We are continuing to monitor for any further issues.
Posted Nov 03, 2023 - 04:03 GMT-03:00
Update
Defective device: Juniper MX cr-1 POP: Equinix SP4 Severity: Major
PROBLEM RFO
We identified a network packetloss failure today, 02/11/2023 ~08:00 AM (GMT/UTC-3), causing UDP and TCP discards.
Initially, we suspected of a Layer2 core-switch causing this issue due to hashing/LACP aggregation bottleneck, but after investigation, we discovered these issues was been caused by JunOS Flowspec ACL Rules.
BGP FlowSpec: Flow rule to redirect traffic to other VRF creates continuous loop when again routed back with static route and next table inet.0/original_vrf.inet.0.
this is because traffic again hits the FLOW SPEC rule and this create a end less loop till TTL expires.

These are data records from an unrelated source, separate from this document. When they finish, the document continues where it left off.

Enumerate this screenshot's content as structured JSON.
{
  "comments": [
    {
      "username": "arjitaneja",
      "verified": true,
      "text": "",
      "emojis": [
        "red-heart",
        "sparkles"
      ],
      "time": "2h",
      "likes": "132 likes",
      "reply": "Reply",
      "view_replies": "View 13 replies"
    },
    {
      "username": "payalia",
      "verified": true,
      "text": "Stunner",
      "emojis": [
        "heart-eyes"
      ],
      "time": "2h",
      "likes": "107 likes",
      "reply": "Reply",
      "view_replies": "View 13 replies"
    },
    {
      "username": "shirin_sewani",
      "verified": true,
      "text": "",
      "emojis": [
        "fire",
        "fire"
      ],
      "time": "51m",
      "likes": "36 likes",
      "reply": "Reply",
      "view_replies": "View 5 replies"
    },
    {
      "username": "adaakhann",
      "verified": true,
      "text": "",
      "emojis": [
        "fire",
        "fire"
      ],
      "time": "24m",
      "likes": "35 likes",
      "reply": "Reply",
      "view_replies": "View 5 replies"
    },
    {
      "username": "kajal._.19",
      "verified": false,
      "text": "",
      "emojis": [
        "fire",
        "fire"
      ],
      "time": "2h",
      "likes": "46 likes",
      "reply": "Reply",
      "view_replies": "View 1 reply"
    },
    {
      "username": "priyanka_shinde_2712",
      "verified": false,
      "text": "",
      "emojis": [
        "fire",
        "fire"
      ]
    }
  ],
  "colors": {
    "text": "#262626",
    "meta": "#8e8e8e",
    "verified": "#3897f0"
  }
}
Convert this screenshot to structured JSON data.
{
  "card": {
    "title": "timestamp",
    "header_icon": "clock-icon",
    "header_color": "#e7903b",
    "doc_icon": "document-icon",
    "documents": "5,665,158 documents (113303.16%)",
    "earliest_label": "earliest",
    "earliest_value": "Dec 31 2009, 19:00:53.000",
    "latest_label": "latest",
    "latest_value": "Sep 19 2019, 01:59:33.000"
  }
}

this configuration is not support on Junos.
WORKAROUND
BGP FlowSpec: Flow rule to redirect traffic to other VRF can be routed back to orginal VRF with the help of loopback cable with one on orginal VRF and other on redirected VRF also we need to have static route on redirected VRF with next hop of IP configured on the end on original VRF
A fix has been implemented and we are monitoring the results.
Posted Nov 02, 2023 - 14:33 GMT-03:00
Investigating
We are currently investigating this issue. Some clients reported issues with packet drops / traffic intermitance. A Juniper TAC was opened for this case.
Posted Nov 02, 2023 - 11:27 GMT-03:00
This incident affected: South America (São Paulo).